父親が病の床についていることを知ったベル、看病のため父親に会いに行きたいと野獣に許可を求めます。“野獣”はベルに帰宅を許しますが、一週間で帰ってくることを命じ、もし帰って来なければ自分は悲しみの余り死んでしまうとベルに告げる。

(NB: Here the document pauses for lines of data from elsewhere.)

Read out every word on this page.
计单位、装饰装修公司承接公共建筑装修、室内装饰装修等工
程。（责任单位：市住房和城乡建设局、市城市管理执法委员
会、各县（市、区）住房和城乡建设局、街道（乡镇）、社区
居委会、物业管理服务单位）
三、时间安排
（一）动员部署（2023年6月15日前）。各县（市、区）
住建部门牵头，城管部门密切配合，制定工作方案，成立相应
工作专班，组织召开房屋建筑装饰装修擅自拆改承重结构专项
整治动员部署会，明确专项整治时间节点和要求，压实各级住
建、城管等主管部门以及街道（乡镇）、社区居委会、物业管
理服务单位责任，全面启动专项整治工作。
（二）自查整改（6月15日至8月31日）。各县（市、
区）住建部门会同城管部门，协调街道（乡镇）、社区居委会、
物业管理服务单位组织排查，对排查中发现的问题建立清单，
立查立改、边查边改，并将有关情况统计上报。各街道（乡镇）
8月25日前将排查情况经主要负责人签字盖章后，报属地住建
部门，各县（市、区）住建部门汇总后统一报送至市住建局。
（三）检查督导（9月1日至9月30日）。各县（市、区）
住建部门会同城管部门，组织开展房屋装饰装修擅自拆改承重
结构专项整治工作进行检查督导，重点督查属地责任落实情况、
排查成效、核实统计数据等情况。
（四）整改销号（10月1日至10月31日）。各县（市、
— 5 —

ベルは約束通り“野獣”のもつ古城に帰ろうとしますが、ベルにかねてから想いを寄せていた、これまた放蕩者でロクでなしの青年アヴマン、ベルの兄を誘い込み、“野獣”を殺してその財宝とベルを手に入れようと企みます。
さてその結果は・・・・。

白黒画面で、今から見ると古臭いところもあるクラシックな作品ですけれど、細部にまで神経や工夫が行き届いていて、演出の点でも見事なものです。
そのうえ、ストーリィ展開は極めてスリリング。
また、野獣の本能と人間的な心に引き裂かれて苦しむ“野獣”の姿を人間的に描き出している点、相当に秀逸な作品です。
姿は野獣であっても人間的な“野獣”と、美男ではあるもののロクでなしの青年と、ベルの前に繰り広げられるその対比も鮮やか。
詩人・小説家でもある監督ジャン・コクトーの手腕の成果、と言うべきなのでしょうか。
現代にまで残る古典的作品の力は大したものだなぁと、今更ながら思います。
ただし、最後、2人が宙を飛んでいくというシーンには首をひねりたくなりますが。

※なお、野獣メイクで顔は判りませんが、野獣とアヴマンの二役を演じたジャン・マレー、私には懐かしい俳優です。
たしか、ジェラール・フィリップと人気を二分していた仏映画の人気男優で、剣劇もの作品に多く出演していて、学生時代よく観たものです。